Quoting another reply from above:

"If full 2FA is too much of a pain (requiring users to install a new application or give a phone number), an easier alternative might be requiring email confirmation the first time a moderator logs in (starts a new session) from a new IP. Not quite as secure, but perhaps sufficient."

That's one of the worst methods to implement a 2FA and has its roots from the early days of that technology. You'll end up with the same insecure scenario regarding bruteforced/leaked email accounts as it already was without it.
You would also annoy a LOT of users who are living in countries with dynamic IP allocations like Germany (you automatically receive a new IP address every 24 hours).
However be adviced that you're able to use a similar, user-friendly way of storing a session over multiple days/weeks. You can save the authentificated clients into a database which will allow the people to login without a 2FA prompt as long as they're on the same machine and didn't clear their browser cache or exceed the maximal amount of days before that authentification session is getting flagged as expired (you can set that on the server side again; most sites use a value of 14-30 days).

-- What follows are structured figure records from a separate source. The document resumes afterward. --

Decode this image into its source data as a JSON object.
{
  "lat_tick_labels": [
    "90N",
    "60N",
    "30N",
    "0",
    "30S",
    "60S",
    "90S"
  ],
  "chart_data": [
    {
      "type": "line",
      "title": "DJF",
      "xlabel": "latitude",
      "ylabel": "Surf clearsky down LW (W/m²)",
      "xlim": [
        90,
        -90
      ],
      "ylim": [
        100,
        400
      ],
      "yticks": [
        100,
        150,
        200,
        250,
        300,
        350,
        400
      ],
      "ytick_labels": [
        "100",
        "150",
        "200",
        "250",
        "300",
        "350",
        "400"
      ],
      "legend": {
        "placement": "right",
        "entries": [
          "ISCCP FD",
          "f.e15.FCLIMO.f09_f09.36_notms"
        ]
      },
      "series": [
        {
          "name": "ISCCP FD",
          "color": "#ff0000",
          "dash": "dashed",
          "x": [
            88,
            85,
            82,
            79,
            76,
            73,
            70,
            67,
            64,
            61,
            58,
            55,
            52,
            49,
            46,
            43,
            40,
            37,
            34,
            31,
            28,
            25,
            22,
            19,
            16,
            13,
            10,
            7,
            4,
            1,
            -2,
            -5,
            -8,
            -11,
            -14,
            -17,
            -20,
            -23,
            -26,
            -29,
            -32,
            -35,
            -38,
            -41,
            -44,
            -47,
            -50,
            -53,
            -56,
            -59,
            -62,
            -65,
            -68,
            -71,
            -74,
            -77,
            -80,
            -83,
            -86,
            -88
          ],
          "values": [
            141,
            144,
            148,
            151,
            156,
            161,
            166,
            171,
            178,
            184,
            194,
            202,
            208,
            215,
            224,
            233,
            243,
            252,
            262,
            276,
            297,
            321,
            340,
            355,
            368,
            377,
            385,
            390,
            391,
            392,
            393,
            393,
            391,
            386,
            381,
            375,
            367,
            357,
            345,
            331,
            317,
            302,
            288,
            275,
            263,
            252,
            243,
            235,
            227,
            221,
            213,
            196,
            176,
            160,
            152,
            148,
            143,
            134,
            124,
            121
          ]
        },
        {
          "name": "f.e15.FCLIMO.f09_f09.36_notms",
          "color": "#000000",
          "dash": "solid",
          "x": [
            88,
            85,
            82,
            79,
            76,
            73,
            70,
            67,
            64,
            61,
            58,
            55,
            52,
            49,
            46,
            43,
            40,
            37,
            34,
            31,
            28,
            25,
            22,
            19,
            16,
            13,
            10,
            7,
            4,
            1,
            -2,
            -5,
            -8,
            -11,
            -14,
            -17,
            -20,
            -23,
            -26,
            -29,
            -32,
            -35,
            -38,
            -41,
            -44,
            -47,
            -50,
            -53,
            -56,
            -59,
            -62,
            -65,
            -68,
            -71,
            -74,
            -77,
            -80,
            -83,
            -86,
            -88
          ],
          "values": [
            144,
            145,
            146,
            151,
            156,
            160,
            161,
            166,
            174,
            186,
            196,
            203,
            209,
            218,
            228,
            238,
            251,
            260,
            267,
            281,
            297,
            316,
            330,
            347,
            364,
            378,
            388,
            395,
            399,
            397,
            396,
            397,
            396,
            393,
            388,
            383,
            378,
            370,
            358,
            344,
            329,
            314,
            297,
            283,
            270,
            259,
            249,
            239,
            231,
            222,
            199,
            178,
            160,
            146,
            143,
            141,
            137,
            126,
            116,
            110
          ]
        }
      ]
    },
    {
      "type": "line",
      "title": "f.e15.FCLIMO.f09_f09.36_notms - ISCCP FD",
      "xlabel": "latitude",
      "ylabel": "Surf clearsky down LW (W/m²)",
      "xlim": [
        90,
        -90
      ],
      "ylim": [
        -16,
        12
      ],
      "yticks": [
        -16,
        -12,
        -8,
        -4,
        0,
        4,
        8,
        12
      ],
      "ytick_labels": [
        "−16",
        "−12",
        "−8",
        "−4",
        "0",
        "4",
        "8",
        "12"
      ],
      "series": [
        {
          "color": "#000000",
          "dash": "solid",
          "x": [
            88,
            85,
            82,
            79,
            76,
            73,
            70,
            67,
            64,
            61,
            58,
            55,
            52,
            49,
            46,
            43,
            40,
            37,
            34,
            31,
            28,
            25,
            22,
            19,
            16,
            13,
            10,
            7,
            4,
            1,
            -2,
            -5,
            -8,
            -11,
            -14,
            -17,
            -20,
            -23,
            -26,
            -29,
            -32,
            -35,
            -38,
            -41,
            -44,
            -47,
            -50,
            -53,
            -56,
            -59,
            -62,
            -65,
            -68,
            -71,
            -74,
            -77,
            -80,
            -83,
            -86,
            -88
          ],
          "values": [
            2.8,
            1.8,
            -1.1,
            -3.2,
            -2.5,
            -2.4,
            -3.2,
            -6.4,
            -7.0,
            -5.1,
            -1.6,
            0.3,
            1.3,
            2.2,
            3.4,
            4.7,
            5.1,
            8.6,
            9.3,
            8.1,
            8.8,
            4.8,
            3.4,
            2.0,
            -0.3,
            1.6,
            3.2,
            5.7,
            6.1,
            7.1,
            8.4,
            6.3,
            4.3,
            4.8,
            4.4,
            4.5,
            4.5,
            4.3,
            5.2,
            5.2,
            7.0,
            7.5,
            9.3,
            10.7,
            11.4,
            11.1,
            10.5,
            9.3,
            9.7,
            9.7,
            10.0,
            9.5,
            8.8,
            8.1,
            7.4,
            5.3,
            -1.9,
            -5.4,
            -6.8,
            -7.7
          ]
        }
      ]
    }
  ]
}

And for the other subject: I do not really care if all of the users are forced to use a 2FA as long as people with ANY sort of rights on the site are.

Best regards

Bogdan_mkBogdan_mk, enamelenamel and 2 others like this. 

About the April Fools jab: There are games like Minecraft, where those changes are just part of the culture. That's not the mods acting up, it's the mods celebrating a global holiday

BellumZeldaDSBellumZeldaDS likes this.